L’ancien et le nouveau
Auteur chez qui la frontière entre la vie et le cinéma a volontiers tendance à se flouter, Nicolas Bedos reconnaît qu’il y a beaucoup de sa propre ambivalence à l’égard du progrès dans ce protagoniste choisissant de fuir la modernité en s’immergeant dans son passé. Frais quadragénaire, il explique : » Je me sens vraiment à cheval entre les vieux et les jeunes, oui.
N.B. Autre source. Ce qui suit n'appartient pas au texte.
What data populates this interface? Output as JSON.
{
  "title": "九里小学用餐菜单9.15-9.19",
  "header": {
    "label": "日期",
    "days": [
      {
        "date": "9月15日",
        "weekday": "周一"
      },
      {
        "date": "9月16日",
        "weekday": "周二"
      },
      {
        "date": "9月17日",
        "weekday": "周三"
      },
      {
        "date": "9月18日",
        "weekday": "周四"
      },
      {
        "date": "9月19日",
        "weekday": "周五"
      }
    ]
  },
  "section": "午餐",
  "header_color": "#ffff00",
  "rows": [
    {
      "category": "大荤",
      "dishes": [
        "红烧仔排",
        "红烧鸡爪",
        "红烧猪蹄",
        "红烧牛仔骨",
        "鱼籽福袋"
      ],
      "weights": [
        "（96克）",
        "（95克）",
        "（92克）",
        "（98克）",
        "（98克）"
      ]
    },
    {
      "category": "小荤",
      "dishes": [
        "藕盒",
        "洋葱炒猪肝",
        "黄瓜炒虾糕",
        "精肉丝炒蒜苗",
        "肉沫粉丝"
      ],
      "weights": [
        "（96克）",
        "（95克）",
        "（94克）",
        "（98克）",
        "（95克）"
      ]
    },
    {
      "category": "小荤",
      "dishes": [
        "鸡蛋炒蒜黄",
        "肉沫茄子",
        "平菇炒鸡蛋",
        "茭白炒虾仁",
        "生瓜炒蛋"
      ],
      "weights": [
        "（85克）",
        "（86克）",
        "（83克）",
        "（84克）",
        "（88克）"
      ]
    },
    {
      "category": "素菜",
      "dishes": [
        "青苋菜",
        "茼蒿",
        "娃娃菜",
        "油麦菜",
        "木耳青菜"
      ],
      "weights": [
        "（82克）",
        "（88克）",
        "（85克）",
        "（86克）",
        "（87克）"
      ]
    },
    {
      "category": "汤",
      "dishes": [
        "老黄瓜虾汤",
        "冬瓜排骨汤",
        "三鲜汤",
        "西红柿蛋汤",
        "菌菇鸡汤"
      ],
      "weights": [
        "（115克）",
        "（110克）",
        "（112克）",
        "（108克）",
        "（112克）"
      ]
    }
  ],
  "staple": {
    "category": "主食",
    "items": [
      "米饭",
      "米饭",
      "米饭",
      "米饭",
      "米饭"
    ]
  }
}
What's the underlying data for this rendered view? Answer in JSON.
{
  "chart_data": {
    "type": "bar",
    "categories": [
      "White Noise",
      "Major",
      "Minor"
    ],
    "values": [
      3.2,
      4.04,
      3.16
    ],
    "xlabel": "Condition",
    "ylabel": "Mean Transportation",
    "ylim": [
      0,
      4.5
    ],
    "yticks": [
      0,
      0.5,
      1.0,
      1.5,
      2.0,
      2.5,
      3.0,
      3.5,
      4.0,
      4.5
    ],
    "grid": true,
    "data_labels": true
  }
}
C’est-à-dire que je viens de la génération de l’ancien monde, celui des livres, du manichéisme politique, des six chaînes de télévision où on regardait à peu près tous les mêmes programmes, où on avait les mêmes vedettes en commun. Et en même temps, je suis un accro et un grand utilisateur, opportuniste même, de la technologie, d’Instagram, des réseaux sociaux, qui m’ont été extrêmement favorables. Après tout, c’est grâce à YouTube que je me suis fait connaître en France. Donc, je ne crache pas non plus dans la soupe de mon temps. Au fond, mes plaisirs se confondent avec mes colères. Un peu comme si une profusion appelait son contraire. Parce que je reste furieux contre la disparition progressive de la presse papier, consterné de voir les kiosquiers s’envoler, inquiet de constater que la jeune génération bouffe des séries comme on mange des Smarties, en ne sachant plus du tout qui réalise et qui écrit… »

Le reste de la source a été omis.